O ônibus fez uma curva brusca à direita na Rua Dois de Fevereiro, fazendo com que a ruiva escorregasse de seu assento, sendo logo acudida por um estudante de cabelos lisos e compridos, bem na altura dos ombros. Vestia o uniforme de um colégio das redondezas e um piercing nos lábios inferiores. Ele estava prestes a saltar.
“Deus lhe pague, viu, querido? A vida não tá fácil pra gente não!”, agradeceu a ruiva. “Vai com Deus e, oh, estuda, viu! Essa é a melhor coisa que você pode fazer! Maior virtude”, enfatizou ela, com um aceno do rapaz através da porta de desembarque.
A de cabelo grisalho reabriu a janela, para dar um refresco de ar à nova colega, enquanto a ruiva se reorganizava no banco, reposicionando os pertences.
“Esse rapaz é bonzinho, né, apesar de ter aquele negócio na boca. Troço estranho, você não acha?”, retrucou a da janela.
Outra curva brusca. Agora, à esquerda, na Borja Reis. Uma mulher, trintonta, levantou-se para xingar o motorista de veado.
“Meu Deus, essa juventude tá perdida. Mas até que eu gosto de um barraco, sim, dá uma animadinha nos passeios. Porque você sabe que a vida tá muito difícil, né, é só desgraça atrás da outra, fez dois anos que sou viúva no último dia 15 de abril”, desabafou a ruiva, com uma mudança no semblante. Surgiram-lhe lágrimas nos olhos, rapidamente secadas com as mãos.

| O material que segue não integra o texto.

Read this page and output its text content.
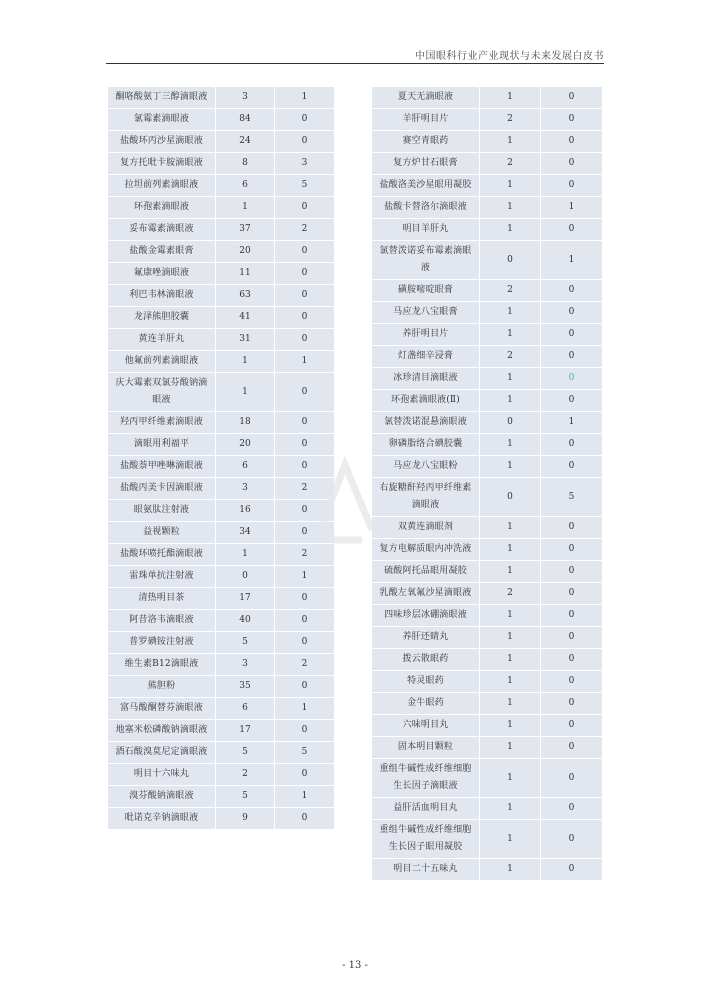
中国眼科行业产业现状与未来发展白皮书
酮咯酸氨丁三醇滴眼液	3	1
氯霉素滴眼液	84	0
盐酸环丙沙星滴眼液	24	0
复方托吡卡胺滴眼液	8	3
拉坦前列素滴眼液	6	5
环孢素滴眼液	1	0
妥布霉素滴眼液	37	2
盐酸金霉素眼膏	20	0
氟康唑滴眼液	11	0
利巴韦林滴眼液	63	0
龙泽熊胆胶囊	41	0
黄连羊肝丸	31	0
他氟前列素滴眼液	1	1
庆大霉素双氯芬酸钠滴眼液	1	0
羟丙甲纤维素滴眼液	18	0
滴眼用利福平	20	0
盐酸萘甲唑啉滴眼液	6	0
盐酸丙美卡因滴眼液	3	2
眼氨肽注射液	16	0
益视颗粒	34	0
盐酸环喷托酯滴眼液	1	2
雷珠单抗注射液	0	1
清热明目茶	17	0
阿昔洛韦滴眼液	40	0
普罗碘铵注射液	5	0
维生素B12滴眼液	3	2
熊胆粉	35	0
富马酸酮替芬滴眼液	6	1
地塞米松磷酸钠滴眼液	17	0
酒石酸溴莫尼定滴眼液	5	5
明目十六味丸	2	0
溴芬酸钠滴眼液	5	1
吡诺克辛钠滴眼液	9	0
夏天无滴眼液	1	0
羊肝明目片	2	0
赛空青眼药	1	0
复方炉甘石眼膏	2	0
盐酸洛美沙星眼用凝胶	1	0
盐酸卡替洛尔滴眼液	1	1
明目羊肝丸	1	0
氯替泼诺妥布霉素滴眼液	0	1
磺胺嘧啶眼膏	2	0
马应龙八宝眼膏	1	0
养肝明目片	1	0
灯盏细辛浸膏	2	0
冰珍清目滴眼液	1	0
环孢素滴眼液(Ⅱ)	1	0
氯替泼诺混悬滴眼液	0	1
卵磷脂络合碘胶囊	1	0
马应龙八宝眼粉	1	0
右旋糖酐羟丙甲纤维素滴眼液	0	5
双黄连滴眼剂	1	0
复方电解质眼内冲洗液	1	0
硫酸阿托品眼用凝胶	1	0
乳酸左氧氟沙星滴眼液	2	0
四味珍层冰硼滴眼液	1	0
养肝还睛丸	1	0
拨云散眼药	1	0
特灵眼药	1	0
金牛眼药	1	0
六味明目丸	1	0
固本明目颗粒	1	0
重组牛碱性成纤维细胞生长因子滴眼液	1	0
益肝活血明目丸	1	0
重组牛碱性成纤维细胞生长因子眼用凝胶	1	0
明目二十五味丸	1	0
- 13 -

A de cabelo grisalho também se comoveu.
“Ih, eu também, mas eu já tô assim desde 28 de setembro! Ano de mil-novecentos-e-noventa-e-um! Não me esqueço mais... Foi um dia depois de São Cosme e Damião. Ele morreu de intoxicação, comeu algum doce estragado. Nessa época eu ainda tinha saúde, né, pra sair por aí distribuindo doce...”.
“Ih, minha filha, se o doce tava estragado, deve ter morrido um monte mais de criança, né, não?”.
As duas caíram na gargalhada. Comportavam-se como amigas de longa data. Enfrentaram todo o trânsito da Rua Dias da Cruz trocando dicas de tricô, simpatias para mau olhado (“mas Deus é meu maior protetor”, dizia a de cabelos naturais), falaram sobre os acontecimentos da novela no capítulo do dia anterior e sobre o preço (alto) da carne em um supermercado popular. Volta e meia, uma ou outra interrompia a conversa para queixar-se de algo, fosse pelo joanete – que começou-lhe a doer naquele determinado minuto –, fosse pela fila gigantesca que a de cabelo grisalho acabara de enfrentar, no banco, para receber seu pagamento.
O ônibus já estava na Barão do Bom Retiro, quase entrando nas alamedas do Grajaú, quando a ruiva se levantou.
“Chegou minha hora de soltar, tô até atrasada!”, avisou ela, puxando a cordinha.
“Ah, que pena, foi muito bom. Já sabe onde moro, né?”.
“Sei sim, tenho uma conhecida que mora por ali!”.
“Então aparece lá pra tomar um dedinho de café!”.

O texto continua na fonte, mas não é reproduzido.